The line you take into a berm will be different from the usual flat corner 'racing' line. Ride into the berm rather than cutting across it. Start on the flat section of trail, as the berm starts, steer your front wheel gently up the bank in the opposite direction to the curve. This is called countersteering. At the same time lean your body towards the inside of the corner.


Don't allow your bodyweight to follow the bike up the banking, keep it low towards the inside of the bend.


Stay relaxed and hold your lean all the way through the berm.


Weight the bike up through the berms for extra grip.


Straightening up.


Bringing bike back down under you as the berm ends. Unweighting the bike and steering towards the inside of the bend helps get the bike under you again quicklyto get back on the gas down the next straight.


As your confidence in the berms ability to hold you grows, enter with more speed and use the steepest part of the berm for more grip.

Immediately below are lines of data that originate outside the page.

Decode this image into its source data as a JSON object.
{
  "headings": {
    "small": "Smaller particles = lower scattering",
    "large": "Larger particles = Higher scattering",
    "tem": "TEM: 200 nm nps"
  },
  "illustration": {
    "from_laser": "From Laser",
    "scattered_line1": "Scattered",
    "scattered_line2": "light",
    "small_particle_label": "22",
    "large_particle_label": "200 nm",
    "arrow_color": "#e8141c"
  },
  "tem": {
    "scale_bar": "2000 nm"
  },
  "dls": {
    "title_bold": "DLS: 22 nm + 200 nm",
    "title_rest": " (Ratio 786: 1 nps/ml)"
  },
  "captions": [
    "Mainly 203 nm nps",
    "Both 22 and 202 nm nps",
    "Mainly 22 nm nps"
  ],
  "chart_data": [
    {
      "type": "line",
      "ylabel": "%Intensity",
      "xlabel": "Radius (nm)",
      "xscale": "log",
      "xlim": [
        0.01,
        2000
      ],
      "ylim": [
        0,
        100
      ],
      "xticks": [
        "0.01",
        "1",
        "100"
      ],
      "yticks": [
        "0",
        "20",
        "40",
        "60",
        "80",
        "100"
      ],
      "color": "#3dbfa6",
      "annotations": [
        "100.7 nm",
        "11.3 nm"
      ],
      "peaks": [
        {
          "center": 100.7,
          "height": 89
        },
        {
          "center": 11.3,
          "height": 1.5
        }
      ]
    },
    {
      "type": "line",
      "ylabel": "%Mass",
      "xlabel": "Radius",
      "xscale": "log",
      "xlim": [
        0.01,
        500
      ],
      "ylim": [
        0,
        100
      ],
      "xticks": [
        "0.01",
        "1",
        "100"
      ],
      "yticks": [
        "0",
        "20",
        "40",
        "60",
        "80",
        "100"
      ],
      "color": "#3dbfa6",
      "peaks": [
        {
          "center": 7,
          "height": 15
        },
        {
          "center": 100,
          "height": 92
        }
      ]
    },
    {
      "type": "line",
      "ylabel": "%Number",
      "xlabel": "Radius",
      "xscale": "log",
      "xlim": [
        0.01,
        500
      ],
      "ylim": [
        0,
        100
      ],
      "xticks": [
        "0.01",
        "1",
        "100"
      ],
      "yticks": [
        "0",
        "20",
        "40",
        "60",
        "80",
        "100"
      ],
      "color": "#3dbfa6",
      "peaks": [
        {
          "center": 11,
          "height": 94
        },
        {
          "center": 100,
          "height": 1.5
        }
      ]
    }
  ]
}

Shallow berms.berm technique


On shallow banked berms where you will only gain a little grip, lean the bike into the corner a little more than on a flat corner and drop your outside pedal. Don't forget to check the corner for anything that may catch you pedal.


Steep berms.


As the angle of the banking increases lean the bike over further and further until it is almost horizontal. You can go faster and faster through the corner until the banking is near vertical when you can pretty much go as fast as you want. Over time. Some berms develop a lip at the top. If your berms has one of these, hook your tyres under it and go nuts.




Berms can be used in other ways as well.


If you are approaching a bermed corner slower than normal so don't need to lean the bike over as far, keep your bike more upright using the berm provide enough pedal clearance under your inner pedal to allow you to keep pedalling through the corner getting you back up to speed.


You can also pump through berms especially short, steep ones to get a free boost of speed. Check out the pumping section for more details.


Bear in mind that although a berm may be present, it is sometimes better to take the normal 'racing' line depending on what the trail is like before or after the berm or to overtake when racing BSX or 4X.